Buyers who are lucky enough to shop for a home in a buyer's market are in the enviable position of being able to make a lowball offer. This tactic of making an offer under the asking price can sometimes result in big savings for the buyer and a faster sale for the seller, but it takes some careful thought to do it right.
Whether the market is hot, cold, or neutral, lowball offers can result in big savings to a buyer if they are presented and negotiated properly.
- A lowball offer is an offer below the list price.
- Buyers should keep in mind that lowball cash offers may not be able to compete with higher offers, even if those offers are financed.
- Compensate for the lowball offer by finding other ways to make your offer appealing, like shortening inspection periods or waiving contingencies.
- If the seller isn't likely to budge on price, consider asking for other concessions like closing cost credits.
Common Lowball Mistakes Buyers Make
To get started, let's look at what not to do when making a lowball offer. Don't be any of these buyers:
- Buyers who make a lowball offer because they can't afford to pay more: Don't tell the seller that your price is fair because that's how much the lender has qualified you to buy. Sellers don't care what you can or can't afford to buy. If you can't afford to buy the house, that's not the seller's problem; it's yours.
- Buyers who believe that paying cash entitles them to a lowball: Sorry, it's all cash to the seller in the end. Many buyers don't realize how the seller views it. If a property will appraise at the selling price and the buyer's credit is acceptable, a conventional loan transaction will close just the same as a cash deal.
- Buyers who walk away after a lowball offer: Some buyers get frustrated and walk away when the seller counters the offer at more than the buyer was prepared to pay. Maybe the counteroffer is at the list price, maybe less. Either way, it doesn't matter. The point is that the doors have been opened for negotiations.

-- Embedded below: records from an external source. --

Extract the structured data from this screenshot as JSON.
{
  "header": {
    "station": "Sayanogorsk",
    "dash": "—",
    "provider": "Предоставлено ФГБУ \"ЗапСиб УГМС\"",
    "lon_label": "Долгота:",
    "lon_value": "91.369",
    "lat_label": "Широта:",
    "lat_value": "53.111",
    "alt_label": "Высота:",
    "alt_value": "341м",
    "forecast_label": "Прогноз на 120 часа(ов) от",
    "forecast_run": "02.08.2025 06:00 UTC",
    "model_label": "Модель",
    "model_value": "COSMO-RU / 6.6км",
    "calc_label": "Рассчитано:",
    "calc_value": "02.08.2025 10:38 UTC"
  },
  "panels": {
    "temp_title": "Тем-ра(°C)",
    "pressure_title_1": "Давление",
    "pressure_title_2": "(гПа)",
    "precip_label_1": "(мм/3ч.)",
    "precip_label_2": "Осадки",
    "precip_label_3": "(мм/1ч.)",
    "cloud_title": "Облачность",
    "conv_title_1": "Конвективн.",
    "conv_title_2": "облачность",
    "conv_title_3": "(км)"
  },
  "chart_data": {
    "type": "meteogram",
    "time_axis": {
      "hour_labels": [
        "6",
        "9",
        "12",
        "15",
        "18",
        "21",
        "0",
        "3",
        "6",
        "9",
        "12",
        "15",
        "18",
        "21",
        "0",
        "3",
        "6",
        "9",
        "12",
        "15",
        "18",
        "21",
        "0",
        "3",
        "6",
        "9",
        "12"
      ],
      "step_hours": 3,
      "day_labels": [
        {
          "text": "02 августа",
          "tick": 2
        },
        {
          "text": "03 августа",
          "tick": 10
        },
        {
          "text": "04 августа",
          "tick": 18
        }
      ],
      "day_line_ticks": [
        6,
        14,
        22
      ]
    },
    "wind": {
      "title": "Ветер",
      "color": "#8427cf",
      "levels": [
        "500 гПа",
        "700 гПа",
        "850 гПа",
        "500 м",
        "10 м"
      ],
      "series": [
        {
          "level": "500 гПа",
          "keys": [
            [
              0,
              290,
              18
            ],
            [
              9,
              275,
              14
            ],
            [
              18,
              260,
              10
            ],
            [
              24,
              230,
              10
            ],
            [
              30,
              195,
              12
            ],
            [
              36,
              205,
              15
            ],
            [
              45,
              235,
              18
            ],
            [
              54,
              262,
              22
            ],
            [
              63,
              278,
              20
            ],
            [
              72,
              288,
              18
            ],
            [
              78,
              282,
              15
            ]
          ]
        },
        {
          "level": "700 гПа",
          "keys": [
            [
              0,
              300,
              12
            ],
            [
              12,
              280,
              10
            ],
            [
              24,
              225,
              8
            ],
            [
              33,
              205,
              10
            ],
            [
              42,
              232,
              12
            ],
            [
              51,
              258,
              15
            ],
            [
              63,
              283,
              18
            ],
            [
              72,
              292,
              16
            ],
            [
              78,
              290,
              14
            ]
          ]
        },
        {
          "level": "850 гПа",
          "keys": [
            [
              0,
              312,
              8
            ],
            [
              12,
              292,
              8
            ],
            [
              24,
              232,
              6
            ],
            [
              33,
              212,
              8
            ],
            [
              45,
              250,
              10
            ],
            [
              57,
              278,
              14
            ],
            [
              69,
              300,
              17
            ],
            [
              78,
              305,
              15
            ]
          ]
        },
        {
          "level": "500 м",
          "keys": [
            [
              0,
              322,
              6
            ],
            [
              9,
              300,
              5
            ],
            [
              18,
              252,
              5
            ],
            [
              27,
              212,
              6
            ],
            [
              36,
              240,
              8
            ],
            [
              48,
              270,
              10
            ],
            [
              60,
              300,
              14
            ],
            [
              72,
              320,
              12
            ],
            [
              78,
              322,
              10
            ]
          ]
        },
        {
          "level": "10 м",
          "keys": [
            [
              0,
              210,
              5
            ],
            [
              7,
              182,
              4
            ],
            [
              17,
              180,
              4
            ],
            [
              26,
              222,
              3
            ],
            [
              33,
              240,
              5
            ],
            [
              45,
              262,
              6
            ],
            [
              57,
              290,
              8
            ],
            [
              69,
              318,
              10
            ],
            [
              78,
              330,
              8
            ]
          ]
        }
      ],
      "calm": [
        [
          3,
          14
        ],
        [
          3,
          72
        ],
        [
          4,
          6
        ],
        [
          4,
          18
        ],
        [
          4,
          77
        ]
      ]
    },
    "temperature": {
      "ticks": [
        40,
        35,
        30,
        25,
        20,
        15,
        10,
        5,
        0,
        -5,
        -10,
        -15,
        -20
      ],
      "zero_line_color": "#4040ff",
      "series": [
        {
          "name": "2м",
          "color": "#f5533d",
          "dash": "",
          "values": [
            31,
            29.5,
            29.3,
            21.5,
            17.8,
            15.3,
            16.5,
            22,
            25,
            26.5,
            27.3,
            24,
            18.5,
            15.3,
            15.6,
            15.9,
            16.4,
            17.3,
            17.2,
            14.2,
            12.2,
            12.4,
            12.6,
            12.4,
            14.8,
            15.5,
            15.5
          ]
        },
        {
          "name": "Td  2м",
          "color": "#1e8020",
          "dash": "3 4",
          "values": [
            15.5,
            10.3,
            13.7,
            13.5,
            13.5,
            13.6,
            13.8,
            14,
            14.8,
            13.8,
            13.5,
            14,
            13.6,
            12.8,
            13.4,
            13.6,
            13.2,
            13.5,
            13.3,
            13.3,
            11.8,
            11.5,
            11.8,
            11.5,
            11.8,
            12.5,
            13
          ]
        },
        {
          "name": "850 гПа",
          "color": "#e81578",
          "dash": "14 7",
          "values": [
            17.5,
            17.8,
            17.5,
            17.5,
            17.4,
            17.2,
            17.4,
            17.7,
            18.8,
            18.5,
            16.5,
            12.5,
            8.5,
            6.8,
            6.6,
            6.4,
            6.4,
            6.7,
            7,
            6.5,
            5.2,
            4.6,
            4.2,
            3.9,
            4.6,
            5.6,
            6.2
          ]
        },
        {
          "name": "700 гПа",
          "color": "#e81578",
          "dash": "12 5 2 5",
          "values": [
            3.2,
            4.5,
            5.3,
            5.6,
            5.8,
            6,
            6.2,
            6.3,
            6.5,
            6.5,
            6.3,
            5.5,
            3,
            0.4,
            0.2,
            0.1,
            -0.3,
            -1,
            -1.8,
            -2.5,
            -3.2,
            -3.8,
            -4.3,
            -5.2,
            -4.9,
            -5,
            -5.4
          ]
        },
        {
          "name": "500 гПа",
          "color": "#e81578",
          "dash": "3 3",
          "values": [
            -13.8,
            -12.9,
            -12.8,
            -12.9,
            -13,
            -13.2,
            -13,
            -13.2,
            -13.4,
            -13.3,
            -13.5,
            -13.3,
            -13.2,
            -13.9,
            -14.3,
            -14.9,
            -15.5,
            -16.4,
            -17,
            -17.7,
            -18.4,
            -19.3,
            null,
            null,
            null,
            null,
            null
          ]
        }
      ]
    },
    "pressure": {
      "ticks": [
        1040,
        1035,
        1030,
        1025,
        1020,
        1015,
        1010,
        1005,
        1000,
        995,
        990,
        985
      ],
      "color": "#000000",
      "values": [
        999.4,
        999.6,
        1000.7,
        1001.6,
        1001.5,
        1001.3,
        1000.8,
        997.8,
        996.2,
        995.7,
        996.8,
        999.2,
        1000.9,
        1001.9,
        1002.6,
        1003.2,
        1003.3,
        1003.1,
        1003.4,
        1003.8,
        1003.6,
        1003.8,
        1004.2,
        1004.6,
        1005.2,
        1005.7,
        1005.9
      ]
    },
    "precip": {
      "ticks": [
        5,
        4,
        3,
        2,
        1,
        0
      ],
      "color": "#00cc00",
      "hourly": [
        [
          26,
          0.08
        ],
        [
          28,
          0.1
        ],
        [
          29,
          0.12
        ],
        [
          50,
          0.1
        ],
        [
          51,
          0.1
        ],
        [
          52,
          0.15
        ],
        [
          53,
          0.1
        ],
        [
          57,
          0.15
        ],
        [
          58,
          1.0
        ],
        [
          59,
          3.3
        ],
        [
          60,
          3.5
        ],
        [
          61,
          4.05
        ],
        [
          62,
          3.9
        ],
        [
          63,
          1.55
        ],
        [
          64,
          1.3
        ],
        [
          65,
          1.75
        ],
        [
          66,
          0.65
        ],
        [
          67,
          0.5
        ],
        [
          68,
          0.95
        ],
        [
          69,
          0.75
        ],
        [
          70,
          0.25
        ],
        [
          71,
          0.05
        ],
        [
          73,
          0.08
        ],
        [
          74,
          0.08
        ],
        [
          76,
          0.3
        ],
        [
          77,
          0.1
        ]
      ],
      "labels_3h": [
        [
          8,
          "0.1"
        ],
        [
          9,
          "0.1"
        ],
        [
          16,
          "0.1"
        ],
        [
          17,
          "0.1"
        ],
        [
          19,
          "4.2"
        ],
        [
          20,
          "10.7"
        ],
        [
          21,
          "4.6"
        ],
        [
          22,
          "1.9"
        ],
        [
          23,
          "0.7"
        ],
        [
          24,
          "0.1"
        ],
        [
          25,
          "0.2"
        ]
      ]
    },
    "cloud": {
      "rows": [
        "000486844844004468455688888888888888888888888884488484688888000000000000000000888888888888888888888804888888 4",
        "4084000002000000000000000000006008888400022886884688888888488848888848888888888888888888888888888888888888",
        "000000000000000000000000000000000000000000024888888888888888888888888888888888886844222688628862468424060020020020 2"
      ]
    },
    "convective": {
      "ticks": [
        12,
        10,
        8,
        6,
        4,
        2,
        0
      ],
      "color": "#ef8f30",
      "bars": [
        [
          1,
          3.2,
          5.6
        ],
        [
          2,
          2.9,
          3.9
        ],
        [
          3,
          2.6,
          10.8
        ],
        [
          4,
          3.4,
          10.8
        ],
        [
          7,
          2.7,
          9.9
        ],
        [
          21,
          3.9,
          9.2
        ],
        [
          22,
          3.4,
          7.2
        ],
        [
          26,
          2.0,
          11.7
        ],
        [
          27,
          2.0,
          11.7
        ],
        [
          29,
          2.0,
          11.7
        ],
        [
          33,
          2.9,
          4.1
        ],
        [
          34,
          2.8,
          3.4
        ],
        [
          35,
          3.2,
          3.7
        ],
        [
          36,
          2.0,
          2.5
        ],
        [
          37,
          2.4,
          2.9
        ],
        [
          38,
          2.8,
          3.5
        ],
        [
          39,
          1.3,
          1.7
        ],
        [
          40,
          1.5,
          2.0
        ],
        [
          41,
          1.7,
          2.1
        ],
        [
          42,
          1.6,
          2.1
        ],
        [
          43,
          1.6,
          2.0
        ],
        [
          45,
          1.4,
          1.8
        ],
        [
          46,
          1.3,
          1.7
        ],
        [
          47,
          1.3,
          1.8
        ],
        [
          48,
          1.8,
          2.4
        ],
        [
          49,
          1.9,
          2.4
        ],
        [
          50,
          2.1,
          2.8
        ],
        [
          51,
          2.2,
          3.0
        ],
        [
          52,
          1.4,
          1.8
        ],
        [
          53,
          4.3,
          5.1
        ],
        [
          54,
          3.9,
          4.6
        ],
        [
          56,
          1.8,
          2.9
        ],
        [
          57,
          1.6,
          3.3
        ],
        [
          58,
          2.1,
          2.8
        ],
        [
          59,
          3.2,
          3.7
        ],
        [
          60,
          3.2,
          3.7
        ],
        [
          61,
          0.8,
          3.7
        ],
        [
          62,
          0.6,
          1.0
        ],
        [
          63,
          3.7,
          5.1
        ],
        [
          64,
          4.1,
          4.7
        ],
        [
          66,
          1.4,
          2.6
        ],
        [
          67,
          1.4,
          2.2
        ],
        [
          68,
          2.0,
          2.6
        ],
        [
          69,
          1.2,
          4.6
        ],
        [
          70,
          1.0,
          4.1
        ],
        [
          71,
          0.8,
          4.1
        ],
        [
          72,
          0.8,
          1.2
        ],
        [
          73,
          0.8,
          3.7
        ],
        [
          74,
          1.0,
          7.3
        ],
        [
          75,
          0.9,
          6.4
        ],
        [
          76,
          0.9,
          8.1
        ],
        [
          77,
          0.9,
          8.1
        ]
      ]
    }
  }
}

While it's true that the possibility of a faster close with a cash offer might appeal to some sellers, there's no guarantee that they wouldn't rather take the higher offer and wait a few more weeks.
Winning Strategies for Lowball Offers
Losing strategies aside, there are some ways to make your lowball offer stand out. Here are just a few.
Find Out the Seller's Motivation
If you don't know why the seller is selling, you can't meet their needs. Maybe the pressing issue is financial. Maybe the seller needs to move quickly. If you know the reason behind the sale, you can structure your offer accordingly.
Write a Clean Offer
Review your offer carefully before you send it. Don't ask for items that oppose local custom. Shorten inspection periods, reduce or waive some contingencies, and submit a lender preapproval letter. Don't give the listing agent a reason to doubt your ability to follow through. Appear strong, qualified, and ready to close.
If you want a buyer to seriously consider your lowball offer, you need them to feel confident that going with you will help them get the sale done more quickly and smoothly.
Always Counter the Counteroffer
The first counter is only an invitation for the buyer to offer a second counteroffer. But sometimes, buyers get discouraged when the first counteroffer comes in. It's a dance to see who will win. Until they turn off the lights and close up the bar, keep dancing.
Divert Attention Away From Price
There are many other considerations besides price. It's smart to change tactics and ask for other concessions, such as closing cost credits, repair credits, or longer escrow periods, or to focus on tangible goods such as furniture or appliances. You may be able to stick with a higher offer if you can get these reductions.
Give a Logical Reason Why Your Lowball Offer Is Fair
Don't insult the agent by handing over a list of comparable sales. The agent knows the comps. Show that you have done your homework. Make notations on each sale that compare it to the subject property. Maybe the higher-priced homes had remodeled kitchens. If the home you want to buy is not updated, knock off a reasonable amount from the seller's list price to reflect the remodeling work.
When Negotiations End
If your lowball offer is ultimately rejected, that doesn't necessarily mean it's time to give up. Sellers have many reasons for rejecting offers. Maybe you made an offer on a new listing when the seller thinks that a great offer is just around the corner. Maybe they aren't in a rush.
Let them sit out the market. After a month or two has gone by, try resubmitting your offer. Just cross off the date, but leave enough of it so the seller can see how long it's been since you last made a similar offer. There's no guarantee that they'll be ready to accept, but you can bet they'll be a little more eager to sell by then.